The lateral position is used for orthopedic procedures involving the hip and for kidney and thoracic procedures. A patient in this position is at risk for injury from pressure on vulnerable points on the dependent side (ie, ear, acromion process, olecranon, iliac crest, greater trochanter, lateral knee, malleolus).

Prone Position

  • Position the patient's head in a neutral position, without excessive flexion, extension, or rotation.

  • Use a face positioner when the patient's head is positioned in the midline.

  • Monitor the position of the patient's face.

  • Prevent direct pressure on the patient's eyes.

  • Position the patient's arms as determined by the needs of the surgical team and the physical limitations of the patient: tucked at the sides with a draw sheet, secured at the sides with arm guards, placed on padded arm boards positioned parallel to the OR bed, or placed on padded arm rests with adjustment joints.

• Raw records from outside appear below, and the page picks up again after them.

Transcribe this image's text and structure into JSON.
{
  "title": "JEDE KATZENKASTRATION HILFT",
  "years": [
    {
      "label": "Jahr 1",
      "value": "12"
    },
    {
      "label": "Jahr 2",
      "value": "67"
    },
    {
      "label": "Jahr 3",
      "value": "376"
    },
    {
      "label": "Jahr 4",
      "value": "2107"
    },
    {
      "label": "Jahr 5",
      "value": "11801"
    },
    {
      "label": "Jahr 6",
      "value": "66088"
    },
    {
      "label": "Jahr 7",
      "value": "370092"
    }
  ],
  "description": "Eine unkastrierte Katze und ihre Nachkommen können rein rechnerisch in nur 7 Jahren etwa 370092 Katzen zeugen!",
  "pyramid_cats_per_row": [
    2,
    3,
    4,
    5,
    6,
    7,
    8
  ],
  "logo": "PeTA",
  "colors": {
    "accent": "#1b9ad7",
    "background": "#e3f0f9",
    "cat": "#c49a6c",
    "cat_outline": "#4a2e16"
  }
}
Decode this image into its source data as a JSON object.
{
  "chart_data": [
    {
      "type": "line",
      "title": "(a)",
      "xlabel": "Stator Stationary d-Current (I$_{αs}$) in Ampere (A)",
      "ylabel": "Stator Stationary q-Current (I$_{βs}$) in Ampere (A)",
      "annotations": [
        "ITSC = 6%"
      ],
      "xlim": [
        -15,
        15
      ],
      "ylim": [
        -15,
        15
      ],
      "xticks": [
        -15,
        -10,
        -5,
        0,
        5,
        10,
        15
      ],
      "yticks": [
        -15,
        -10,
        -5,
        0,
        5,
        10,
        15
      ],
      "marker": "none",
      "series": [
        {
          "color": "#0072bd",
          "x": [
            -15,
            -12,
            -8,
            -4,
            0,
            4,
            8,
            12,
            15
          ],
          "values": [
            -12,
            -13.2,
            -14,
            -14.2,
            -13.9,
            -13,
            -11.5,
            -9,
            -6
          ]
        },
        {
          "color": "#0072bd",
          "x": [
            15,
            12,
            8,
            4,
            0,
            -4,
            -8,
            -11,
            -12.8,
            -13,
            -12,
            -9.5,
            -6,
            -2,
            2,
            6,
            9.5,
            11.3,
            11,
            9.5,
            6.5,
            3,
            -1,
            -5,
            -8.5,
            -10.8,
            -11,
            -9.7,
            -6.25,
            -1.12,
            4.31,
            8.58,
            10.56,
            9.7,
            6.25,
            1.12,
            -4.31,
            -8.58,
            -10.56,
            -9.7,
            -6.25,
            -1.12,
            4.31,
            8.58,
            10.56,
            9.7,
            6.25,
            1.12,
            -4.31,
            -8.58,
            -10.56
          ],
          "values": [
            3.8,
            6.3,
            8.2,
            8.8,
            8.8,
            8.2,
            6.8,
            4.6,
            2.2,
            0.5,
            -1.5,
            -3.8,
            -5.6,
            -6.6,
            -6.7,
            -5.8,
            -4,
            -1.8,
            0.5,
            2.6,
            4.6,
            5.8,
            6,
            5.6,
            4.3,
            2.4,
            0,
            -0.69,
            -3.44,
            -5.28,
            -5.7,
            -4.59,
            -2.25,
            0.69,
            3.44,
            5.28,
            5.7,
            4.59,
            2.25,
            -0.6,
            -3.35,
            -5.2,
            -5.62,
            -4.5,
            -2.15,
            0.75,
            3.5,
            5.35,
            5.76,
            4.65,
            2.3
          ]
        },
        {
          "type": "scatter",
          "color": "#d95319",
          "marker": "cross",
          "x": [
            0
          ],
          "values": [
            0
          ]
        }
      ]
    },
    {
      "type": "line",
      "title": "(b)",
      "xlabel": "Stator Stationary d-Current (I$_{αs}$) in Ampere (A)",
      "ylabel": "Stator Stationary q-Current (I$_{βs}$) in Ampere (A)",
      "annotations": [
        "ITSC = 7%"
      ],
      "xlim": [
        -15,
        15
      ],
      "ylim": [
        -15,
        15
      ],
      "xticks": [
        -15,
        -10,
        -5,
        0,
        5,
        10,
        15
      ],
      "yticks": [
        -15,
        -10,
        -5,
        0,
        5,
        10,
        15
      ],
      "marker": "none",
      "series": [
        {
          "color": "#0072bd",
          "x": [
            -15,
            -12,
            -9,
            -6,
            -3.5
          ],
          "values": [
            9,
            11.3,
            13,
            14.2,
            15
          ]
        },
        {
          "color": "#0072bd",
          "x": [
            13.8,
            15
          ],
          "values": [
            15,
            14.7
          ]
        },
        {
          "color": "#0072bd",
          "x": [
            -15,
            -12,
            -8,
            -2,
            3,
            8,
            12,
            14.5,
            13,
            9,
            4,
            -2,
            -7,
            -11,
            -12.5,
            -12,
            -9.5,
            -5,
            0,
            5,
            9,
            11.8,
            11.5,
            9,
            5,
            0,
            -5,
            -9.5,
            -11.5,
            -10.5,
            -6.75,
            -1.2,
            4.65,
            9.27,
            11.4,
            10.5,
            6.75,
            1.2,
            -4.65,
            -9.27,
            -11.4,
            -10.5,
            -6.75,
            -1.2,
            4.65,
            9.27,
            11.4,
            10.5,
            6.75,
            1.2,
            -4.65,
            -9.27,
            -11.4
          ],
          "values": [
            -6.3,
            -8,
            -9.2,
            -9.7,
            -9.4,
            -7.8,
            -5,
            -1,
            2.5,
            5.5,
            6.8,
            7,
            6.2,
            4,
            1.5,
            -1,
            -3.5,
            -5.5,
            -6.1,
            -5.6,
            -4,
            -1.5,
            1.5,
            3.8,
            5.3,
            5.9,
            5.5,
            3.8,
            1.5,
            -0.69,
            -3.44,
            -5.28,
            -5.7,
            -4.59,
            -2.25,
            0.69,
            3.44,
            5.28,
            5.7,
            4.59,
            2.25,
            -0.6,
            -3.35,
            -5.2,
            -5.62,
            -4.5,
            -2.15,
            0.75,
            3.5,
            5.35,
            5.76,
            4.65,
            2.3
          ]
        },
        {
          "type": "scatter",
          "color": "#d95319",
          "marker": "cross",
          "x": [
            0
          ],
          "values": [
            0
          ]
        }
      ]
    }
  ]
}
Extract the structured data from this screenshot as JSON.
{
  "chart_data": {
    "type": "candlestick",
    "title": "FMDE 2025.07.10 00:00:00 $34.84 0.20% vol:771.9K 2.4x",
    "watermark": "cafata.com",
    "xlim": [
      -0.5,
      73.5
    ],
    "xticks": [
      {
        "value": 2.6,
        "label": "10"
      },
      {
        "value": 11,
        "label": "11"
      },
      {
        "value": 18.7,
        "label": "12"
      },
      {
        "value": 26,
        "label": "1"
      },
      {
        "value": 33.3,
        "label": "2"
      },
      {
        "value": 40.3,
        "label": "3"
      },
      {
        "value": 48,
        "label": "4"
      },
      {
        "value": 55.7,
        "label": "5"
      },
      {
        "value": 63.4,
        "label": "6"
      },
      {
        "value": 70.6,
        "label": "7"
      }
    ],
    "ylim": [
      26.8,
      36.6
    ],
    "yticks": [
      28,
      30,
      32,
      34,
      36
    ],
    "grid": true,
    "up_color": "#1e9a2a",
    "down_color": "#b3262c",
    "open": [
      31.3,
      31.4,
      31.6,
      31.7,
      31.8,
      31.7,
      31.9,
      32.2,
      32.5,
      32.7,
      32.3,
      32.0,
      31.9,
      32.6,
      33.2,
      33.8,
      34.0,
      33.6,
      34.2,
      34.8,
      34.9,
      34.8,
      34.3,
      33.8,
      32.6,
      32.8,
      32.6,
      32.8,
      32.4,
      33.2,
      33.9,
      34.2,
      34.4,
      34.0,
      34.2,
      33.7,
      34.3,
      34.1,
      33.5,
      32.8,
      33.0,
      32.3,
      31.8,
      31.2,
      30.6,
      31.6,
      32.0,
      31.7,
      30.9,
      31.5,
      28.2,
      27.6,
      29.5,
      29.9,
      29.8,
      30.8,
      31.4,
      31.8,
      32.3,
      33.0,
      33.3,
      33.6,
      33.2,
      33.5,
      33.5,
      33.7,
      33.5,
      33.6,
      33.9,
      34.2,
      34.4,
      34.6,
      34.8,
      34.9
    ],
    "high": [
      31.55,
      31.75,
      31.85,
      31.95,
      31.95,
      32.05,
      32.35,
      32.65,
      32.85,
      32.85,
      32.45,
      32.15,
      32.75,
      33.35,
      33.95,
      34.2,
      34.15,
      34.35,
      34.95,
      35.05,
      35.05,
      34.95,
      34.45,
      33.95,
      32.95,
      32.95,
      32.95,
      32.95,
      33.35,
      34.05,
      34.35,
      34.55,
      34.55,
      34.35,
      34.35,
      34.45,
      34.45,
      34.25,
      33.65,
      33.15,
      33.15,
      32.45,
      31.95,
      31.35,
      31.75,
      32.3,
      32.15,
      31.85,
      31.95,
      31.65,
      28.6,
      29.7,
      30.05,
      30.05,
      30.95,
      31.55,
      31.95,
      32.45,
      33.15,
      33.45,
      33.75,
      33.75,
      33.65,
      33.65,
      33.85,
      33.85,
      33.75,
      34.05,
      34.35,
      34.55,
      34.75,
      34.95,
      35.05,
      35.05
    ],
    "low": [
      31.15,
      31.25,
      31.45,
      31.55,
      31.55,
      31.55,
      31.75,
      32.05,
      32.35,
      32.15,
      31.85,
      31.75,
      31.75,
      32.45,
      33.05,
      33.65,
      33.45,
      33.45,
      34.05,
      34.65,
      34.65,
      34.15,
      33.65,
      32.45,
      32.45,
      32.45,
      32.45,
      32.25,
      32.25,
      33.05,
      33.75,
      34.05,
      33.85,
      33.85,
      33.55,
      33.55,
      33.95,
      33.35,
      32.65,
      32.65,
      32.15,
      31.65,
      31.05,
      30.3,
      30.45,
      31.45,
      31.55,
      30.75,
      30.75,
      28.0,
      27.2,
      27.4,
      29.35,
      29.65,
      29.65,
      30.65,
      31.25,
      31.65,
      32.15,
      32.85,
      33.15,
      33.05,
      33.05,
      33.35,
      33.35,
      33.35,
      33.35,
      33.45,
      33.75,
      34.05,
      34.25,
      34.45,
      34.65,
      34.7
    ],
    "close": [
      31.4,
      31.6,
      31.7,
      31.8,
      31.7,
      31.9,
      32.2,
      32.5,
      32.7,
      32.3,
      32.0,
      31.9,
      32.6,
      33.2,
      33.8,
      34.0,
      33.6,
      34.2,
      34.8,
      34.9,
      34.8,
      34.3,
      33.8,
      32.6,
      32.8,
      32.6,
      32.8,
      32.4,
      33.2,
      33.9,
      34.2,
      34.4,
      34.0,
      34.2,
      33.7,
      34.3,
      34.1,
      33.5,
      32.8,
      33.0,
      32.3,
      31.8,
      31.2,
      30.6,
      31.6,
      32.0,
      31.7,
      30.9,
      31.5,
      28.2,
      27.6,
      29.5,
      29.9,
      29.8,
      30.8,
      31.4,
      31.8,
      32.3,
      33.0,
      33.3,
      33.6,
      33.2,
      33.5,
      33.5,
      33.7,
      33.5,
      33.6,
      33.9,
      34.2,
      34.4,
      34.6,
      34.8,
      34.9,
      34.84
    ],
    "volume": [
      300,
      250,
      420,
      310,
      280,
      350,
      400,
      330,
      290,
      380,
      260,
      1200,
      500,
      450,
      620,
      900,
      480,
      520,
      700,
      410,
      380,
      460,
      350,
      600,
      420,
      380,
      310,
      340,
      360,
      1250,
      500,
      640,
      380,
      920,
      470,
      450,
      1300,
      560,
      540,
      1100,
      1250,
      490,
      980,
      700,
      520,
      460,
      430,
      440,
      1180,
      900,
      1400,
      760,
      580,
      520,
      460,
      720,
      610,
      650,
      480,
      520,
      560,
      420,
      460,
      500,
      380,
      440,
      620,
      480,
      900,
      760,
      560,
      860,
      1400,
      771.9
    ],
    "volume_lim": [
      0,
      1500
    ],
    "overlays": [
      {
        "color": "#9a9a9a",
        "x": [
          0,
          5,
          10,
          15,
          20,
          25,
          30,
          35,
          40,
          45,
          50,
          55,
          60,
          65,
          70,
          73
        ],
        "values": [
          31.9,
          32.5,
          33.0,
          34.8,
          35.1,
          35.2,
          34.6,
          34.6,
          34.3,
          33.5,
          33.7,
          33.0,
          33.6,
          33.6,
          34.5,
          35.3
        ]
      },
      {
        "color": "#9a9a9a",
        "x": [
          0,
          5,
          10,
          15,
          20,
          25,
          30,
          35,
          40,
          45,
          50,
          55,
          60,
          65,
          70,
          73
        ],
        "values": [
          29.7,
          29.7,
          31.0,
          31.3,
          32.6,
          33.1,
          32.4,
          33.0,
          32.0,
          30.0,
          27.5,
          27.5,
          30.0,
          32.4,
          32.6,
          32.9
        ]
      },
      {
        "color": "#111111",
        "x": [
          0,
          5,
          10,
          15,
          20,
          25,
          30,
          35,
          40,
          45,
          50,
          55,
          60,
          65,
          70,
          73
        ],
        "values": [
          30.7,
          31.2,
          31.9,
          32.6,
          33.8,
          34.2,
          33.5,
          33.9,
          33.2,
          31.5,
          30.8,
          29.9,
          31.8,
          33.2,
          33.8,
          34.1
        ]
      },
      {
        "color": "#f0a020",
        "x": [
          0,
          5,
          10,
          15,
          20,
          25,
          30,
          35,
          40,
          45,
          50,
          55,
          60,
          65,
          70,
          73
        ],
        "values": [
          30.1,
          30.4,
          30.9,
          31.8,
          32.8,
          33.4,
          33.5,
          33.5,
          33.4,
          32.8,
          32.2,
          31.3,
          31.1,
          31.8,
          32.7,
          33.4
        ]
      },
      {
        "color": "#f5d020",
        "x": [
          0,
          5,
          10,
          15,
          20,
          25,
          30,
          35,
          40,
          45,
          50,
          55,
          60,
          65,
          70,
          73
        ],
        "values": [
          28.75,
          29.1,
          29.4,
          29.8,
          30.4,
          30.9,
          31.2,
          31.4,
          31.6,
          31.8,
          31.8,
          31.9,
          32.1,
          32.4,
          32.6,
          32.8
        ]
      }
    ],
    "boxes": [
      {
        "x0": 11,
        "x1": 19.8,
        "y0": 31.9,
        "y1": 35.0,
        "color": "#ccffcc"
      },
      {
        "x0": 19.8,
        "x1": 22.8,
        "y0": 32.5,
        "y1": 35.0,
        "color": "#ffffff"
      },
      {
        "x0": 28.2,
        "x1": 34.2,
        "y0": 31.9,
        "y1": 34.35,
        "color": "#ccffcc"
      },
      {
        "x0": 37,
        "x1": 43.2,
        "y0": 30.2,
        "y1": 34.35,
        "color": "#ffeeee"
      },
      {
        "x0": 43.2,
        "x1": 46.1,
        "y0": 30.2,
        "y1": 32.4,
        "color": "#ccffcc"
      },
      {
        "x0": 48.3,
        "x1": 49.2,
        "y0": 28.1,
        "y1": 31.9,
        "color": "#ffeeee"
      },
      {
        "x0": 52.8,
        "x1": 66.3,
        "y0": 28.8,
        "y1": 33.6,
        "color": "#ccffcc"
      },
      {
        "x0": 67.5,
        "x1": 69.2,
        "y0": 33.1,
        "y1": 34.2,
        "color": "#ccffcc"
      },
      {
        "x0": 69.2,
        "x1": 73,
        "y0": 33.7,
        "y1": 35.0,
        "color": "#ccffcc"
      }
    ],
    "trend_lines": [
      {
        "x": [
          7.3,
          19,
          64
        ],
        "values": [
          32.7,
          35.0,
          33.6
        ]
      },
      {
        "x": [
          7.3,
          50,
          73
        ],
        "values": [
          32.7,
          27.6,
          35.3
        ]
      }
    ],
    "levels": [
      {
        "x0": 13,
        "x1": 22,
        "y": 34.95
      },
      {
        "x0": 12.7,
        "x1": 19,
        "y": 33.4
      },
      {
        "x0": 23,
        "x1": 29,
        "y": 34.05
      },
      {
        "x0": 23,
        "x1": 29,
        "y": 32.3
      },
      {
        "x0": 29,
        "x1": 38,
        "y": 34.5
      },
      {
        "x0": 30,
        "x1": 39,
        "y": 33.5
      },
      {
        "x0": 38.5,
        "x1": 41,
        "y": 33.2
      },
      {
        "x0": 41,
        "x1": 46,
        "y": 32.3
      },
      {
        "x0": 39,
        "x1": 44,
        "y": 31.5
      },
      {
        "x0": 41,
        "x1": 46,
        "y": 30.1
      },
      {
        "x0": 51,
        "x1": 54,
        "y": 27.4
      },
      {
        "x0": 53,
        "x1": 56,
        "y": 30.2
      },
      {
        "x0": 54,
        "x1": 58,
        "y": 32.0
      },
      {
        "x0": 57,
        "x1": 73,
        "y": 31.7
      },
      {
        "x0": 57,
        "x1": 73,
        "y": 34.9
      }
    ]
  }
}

  • When tucking and securing the patient's arms with a draw sheet:

    • - place the arms in a neutral position with the palms facing the body

    • - do not hyperextend the elbows

    • - pull the draw sheet up between the patient's body and arm, place it over the arm, and tuck it between the patient and the OR bed mattress

    • - ensure the draw sheet extends from above the patient's elbow to the fingertips

    • - ensure the draw sheet is tight enough to secure the arm but not so tight that it creates a pressure source

  • When extending and securing the patient's arms on arm boards or arm rests:

    • - Place the arm boards or arm rests at a level lower than the chest

    • - abduct the arms less than 90 degrees with the elbows flexed

    • - position the arms with the palms facing down

    • - maintain the arms and wrists in neutral alignment

    • - do not position the arms above the head

  • Position the patient on two chest supports that extend from the clavicle to the iliac crest.

  • Position the breasts, abdomen, and genitals in a manner that frees them from torsion or pressure.

  • Pad the patient's knees.

  • Elevate the patient's toes off the bed with padding under the patient's shins.

  • Assess the patient's pedal pulses after positioning in the knee-chest position.

  • Position the patient in 5- to 10-degree reverse Trendelenburg.

  • Keep the patient in the prone position for the shortest time possible.

  • Have a gurney readily accessible to reposition the patient from prone to supine if CPR becomes necessary.

The prone position provides access to the dorsal aspects of the patient's body. Potential complications associated with this position include increased abdominal pressure, increased bleeding, compartment syndrome, nerve injuries, cardiovascular compromise, ocular injuries, and venous air embolism.

Positioning Documentation

Document the following:
  • preoperative assessment

  • identification and titles of people participating in positioning the patient

  • patient's position, including the position of the arms and legs and any repositioning activities

  • type and location of positioning equipment or devices

  • type and location of safety restraints

  • type and location of any additional padding

  • specific actions taken to prevent patient injury

  • the chain of custody for any jewelry or other items that are removed from the patient

  • the type and location of implants, jewelry, or other items that cannot be removed

  • actions taken to prevent injury from items that cannot be removed

  • postoperative assessment

Documentation provides a description of the perioperative care administered, the status of patient outcomes upon transfer, information to support continuity of care, and data for identifying trends and demonstrating compliance with regulatory requirements and accreditation standards. Comprehensive documentation is necessary for demonstrating the standard of care was met.